In my code, after i run sampler.run , i run store_tree,print_results,plot_corner.
What I Did
these are my parameters for run.
min_num_live_points=16384,
## target evidence uncertainty
dlogz=1e-1,
dKL=1e-1,
frac_remain=1E-9,
Lepsilon=1E-5,
## less than live_points
min_ess=8192,
max_num_improvement_loops=8,
If you can reproduce, please add a print before to see what saved_logwt_bs contains and how large it is before this line:
recv_saved_logwt_bs = mpi_comm.gather(saved_logwt_bs, root=0)

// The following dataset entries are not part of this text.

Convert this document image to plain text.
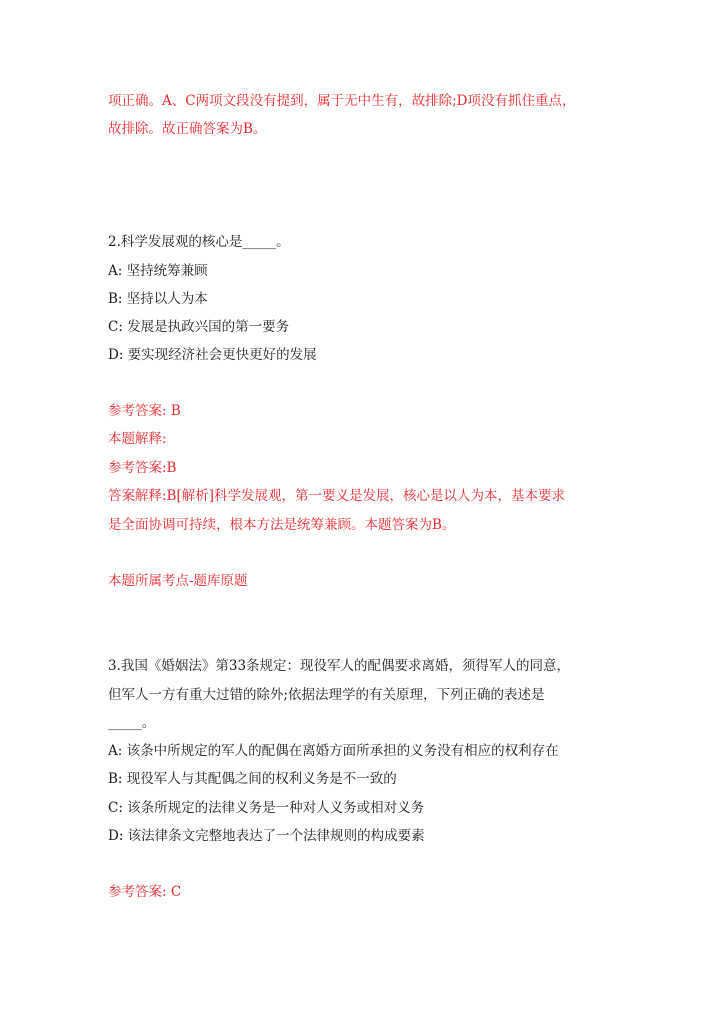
项正确。A、C两项文段没有提到，属于无中生有，故排除;D项没有抓住重点，
故排除。故正确答案为B。
2.科学发展观的核心是_____。
A: 坚持统筹兼顾
B: 坚持以人为本
C: 发展是执政兴国的第一要务
D: 要实现经济社会更快更好的发展
参考答案: B
本题解释:
参考答案:B
答案解释:B[解析]科学发展观，第一要义是发展，核心是以人为本，基本要求
是全面协调可持续，根本方法是统筹兼顾。本题答案为B。
本题所属考点-题库原题
3.我国《婚姻法》第33条规定：现役军人的配偶要求离婚，须得军人的同意，
但军人一方有重大过错的除外;依据法理学的有关原理，下列正确的表述是
_____。
A: 该条中所规定的军人的配偶在离婚方面所承担的义务没有相应的权利存在
B: 现役军人与其配偶之间的权利义务是不一致的
C: 该条所规定的法律义务是一种对人义务或相对义务
D: 该法律条文完整地表达了一个法律规则的构成要素
参考答案: C
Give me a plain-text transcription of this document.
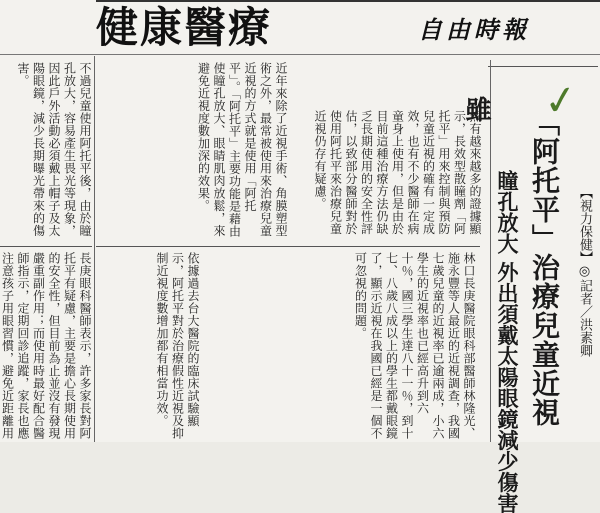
健康醫療	自由時報
✓
【視力保健】◎記者／洪素卿
「阿托平」治療兒童近視
瞳孔放大 外出須戴太陽眼鏡減少傷害
雖
然有越來越多的證據顯示，長效型散瞳劑「阿托平」用來控制與預防兒童近視的確有一定成效，也有不少醫師在病童身上使用，但是由於目前這種治療方法仍缺乏長期使用的安全性評估，以致部分醫師對於使用阿托平來治療兒童近視仍存有疑慮。
林口長庚醫院眼科部醫師林隆光、施永豐等人最近的近視調查，我國七歲兒童的近視率已逾兩成，小六學生的近視率也已經高升到六十％，國三學生達八十一％，到十七、八歲八成以上的學生都戴眼鏡了，顯示近視在我國已經是一個不可忽視的問題。
近年來除了近視手術、角膜塑型術之外，最常被使用來治療兒童近視的方式就是使用「阿托平」。「阿托平」主要功能是藉由使瞳孔放大、眼睛肌肉放鬆，來避免近視度數加深的效果。
依據過去台大醫院的臨床試驗顯示，阿托平對於治療假性近視及抑制近視度數增加都有相當功效。
不過兒童使用阿托平後，由於瞳孔放大，容易產生畏光等現象，因此戶外活動必須戴上帽子及太陽眼鏡，減少長期曝光帶來的傷害。
長庚眼科醫師表示，許多家長對阿托平有疑慮，主要是擔心長期使用的安全性，但目前為止並沒有發現嚴重副作用；而使用時最好配合醫師指示，定期回診追蹤，家長也應注意孩子用眼習慣，避免近距離用
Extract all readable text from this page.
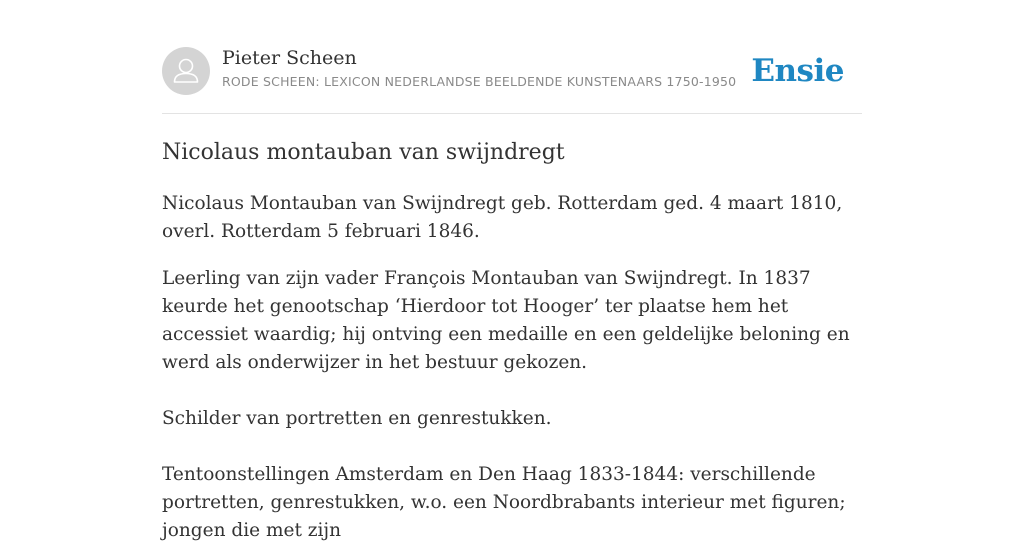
Pieter Scheen
RODE SCHEEN: LEXICON NEDERLANDSE BEELDENDE KUNSTENAARS 1750-1950 Ensie
Nicolaus montauban van swijndregt

Nicolaus Montauban van Swijndregt geb. Rotterdam ged. 4 maart 1810, overl. Rotterdam 5 februari 1846.

Leerling van zijn vader François Montauban van Swijndregt. In 1837 keurde het genootschap ‘Hierdoor tot Hooger’ ter plaatse hem het accessiet waardig; hij ontving een medaille en een geldelijke beloning en werd als onderwijzer in het bestuur gekozen.

Schilder van portretten en genrestukken.

Tentoonstellingen Amsterdam en Den Haag 1833-1844: verschillende portretten, genrestukken, w.o. een Noordbrabants interieur met figuren; jongen die met zijn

in file "/u/sbethapudi/.local/lib/python3.8/site-packages/ultranest/netiter.py", line 897, in combine_results
This is an error I have not seen before.
https://github.com/mpi4py/mpi4py/issues/23 suggests you may have crossed a 2GB threshold that your MPI does not support. I guess this translates into a limit on number of live points x number of iterations, the latter is increased with the improvement loops.
(sorry to dig up this old issue; i need to have large number of live points and am running into the 2GB threshold more frequently)
This SO answer recommends to replace lower case mpi4py methods with their upper case methods.
I want to edit the combine_results of netiter.py so that they use upper case methods.
For lines 905-906 and 909-910, (1) is the gather followed by bcast equivalent to Allgather ?
Also, (2) why is the bcast necessary? i am guessing results dictionary of the root is what is necessary.
Does this seem reasonable? thanks in advance.
Have you already tried switching MPI implementation? Your cluster should allow you to select different ones.
i just tried with a toy example where i perform a gather such that the result is more than 2GB. Naturally, it gave the same error.
according to that SO answer, this is a inherent limitation of using lower case methods as they use pickle internally. So i never tried changing the MPI version before. But, I tried changing it now, and it does not change the outcome.
Using Allgather with the toy example works. i will update combine_results and let you know.
You could alternatively reduce the number of bootstrap rounds.